Dans ses Lettres à une galeriste, Stanislas Amand se positionne cependant aussi – indice de la brillante complexité du propos et d’une ambiguïté toute assumée – comme l’artiste contemporain paradigmatique de son temps. Il correspond par courrier électronique lors de ses nombreux déplacements avec sa galeriste dont rien ne témoigne jamais de leur réelle rencontre ; il l’invite à deux reprise, une première fois en vacances à Prague, puis à son vernissage à Lectoure, et promet de la contacter début septembre mais rien ne confirme l'une ni l'autre de ces rencontres. Qu’ils ne se soient effectivement jamais rencontrés ne compromets en rien la véracité de leurs entretiens : le scénario d’entretenir une relation professionnelle internationale strictement virtuelle, c’est à dire avec une personne bien réelle mais avec laquelle la relation serait uniquement digitale, est tout à fait vraisemblable aujourd’hui.
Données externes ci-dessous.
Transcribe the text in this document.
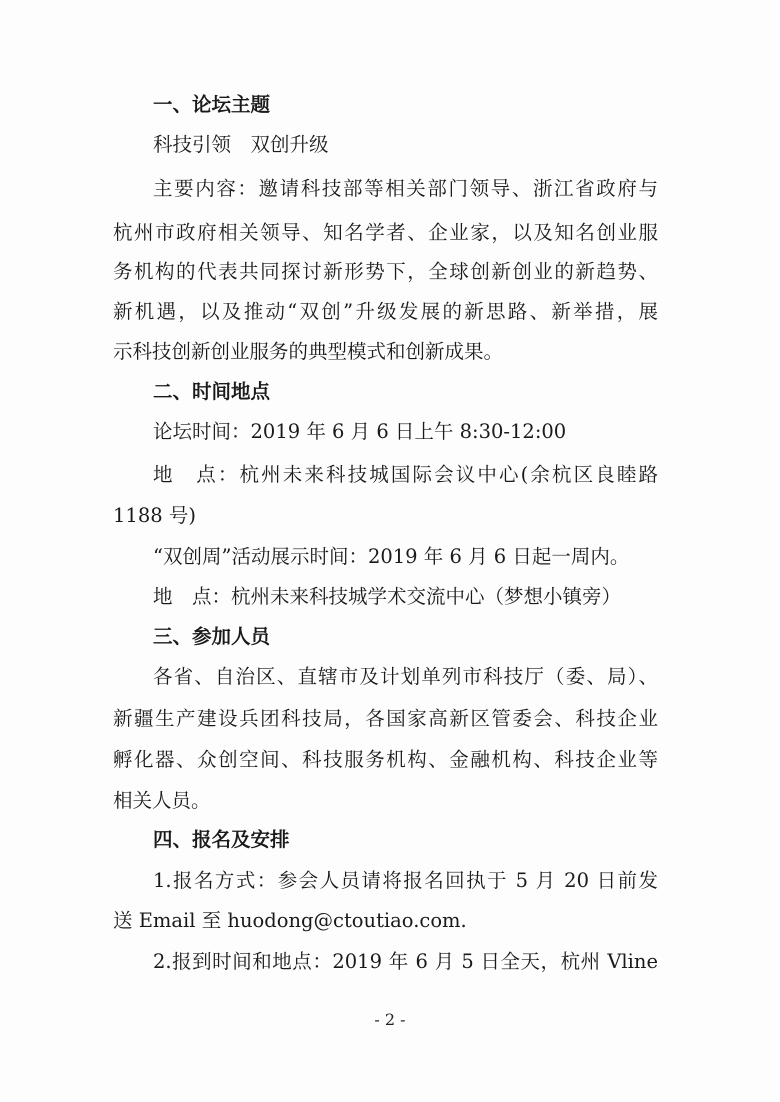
一、论坛主题
科技引领　双创升级
主要内容：邀请科技部等相关部门领导、浙江省政府与
杭州市政府相关领导、知名学者、企业家，以及知名创业服
务机构的代表共同探讨新形势下，全球创新创业的新趋势、
新机遇，以及推动“双创”升级发展的新思路、新举措，展
示科技创新创业服务的典型模式和创新成果。
二、时间地点
论坛时间：2019 年 6 月 6 日上午 8:30-12:00
地　点：杭州未来科技城国际会议中心(余杭区良睦路
1188 号)
“双创周”活动展示时间：2019 年 6 月 6 日起一周内。
地　点：杭州未来科技城学术交流中心（梦想小镇旁）
三、参加人员
各省、自治区、直辖市及计划单列市科技厅（委、局）、
新疆生产建设兵团科技局，各国家高新区管委会、科技企业
孵化器、众创空间、科技服务机构、金融机构、科技企业等
相关人员。
四、报名及安排
1.报名方式：参会人员请将报名回执于 5 月 20 日前发
送 Email 至 huodong@ctoutiao.com.
2.报到时间和地点：2019 年 6 月 5 日全天，杭州 Vline
- 2 -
Ce type de relation situe l’œuvre dans une époque précise, un courant (trend) particulier que l’auteur mime pour mieux le commenter.
A cette stratégie, s’ajoute l’approche postmoderne de la relecture, de la réécriture à travers le réarrangement des séquences des lettres, leur suppression, leur rajout. Une maquette est le lieu de l’utopie prototypique par excellence, où tous les possibles sont permis, un état d’être en puissance, toujours ouvert, en flux perpétuel, perfectible. Paradoxalement cette dernière présentation de la maquette coïncide avec la publication du livre, à la fois première et ultime version, objet désormais figé dans sa forme finale imprimée. Cependant et sans paradoxe, la diffusion du livre à un lectorat composé d'individus totalement indépendants les uns des autres assure ici aussi que chacune des lectures agisse comme une nouvelle recombinaison aléatoire et propre à chacun des lecteurs-destinataires. Le lecteur entre dans une correspondance sans chronologie exacte, parfois même les dates s’entremêlent, sans début connu – il n'y a pas de première lettre – et dépourvue de mot de la fin; il s'agit juste d'une découpe, d'un échantillon de correspondance, d'un morceau de vie. Ce flou est comme un fauteuil accueillant dans lequel peut s’installer le lecteur qui de simple observateur devient l'interlocuteur du dialogue proposé par l'auteur. C’est ainsi que l'absence des réponses de la galeriste laisse de manière évidente la place au lecteur d'y faire les siennes, de prendre position. Et c'est ici à nouveau qu’intervient ce « brouillage de la frontière entre ceux qui agissent et ceux qui regardent, entre individus et membres d’un corps collectif » et qu'opère le principe d'émancipation.
Il y a une fragilité qui se révèle dans la finitude même de cette liaison épistolaire, à la fois belle et menaçante, ce qui expliquerait peut-être la difficulté à mettre fin à une telle relation. Ainsi pour retourner dans le contexte hospitalier, nous pourrions imaginer sans peine l'artiste revêtir un autre rôle qui est aussi déjà le sien: celui de l'homme inquiet de son sort, face à sa fragilité, en correspondance cette fois avec son médecin. Au-delà de l’imagination, Stanislas Amand projette déjà l’écriture de cette nouvelle série de lettres lors d’une prochaine résidence à Chambéry et de ses visites à Genève.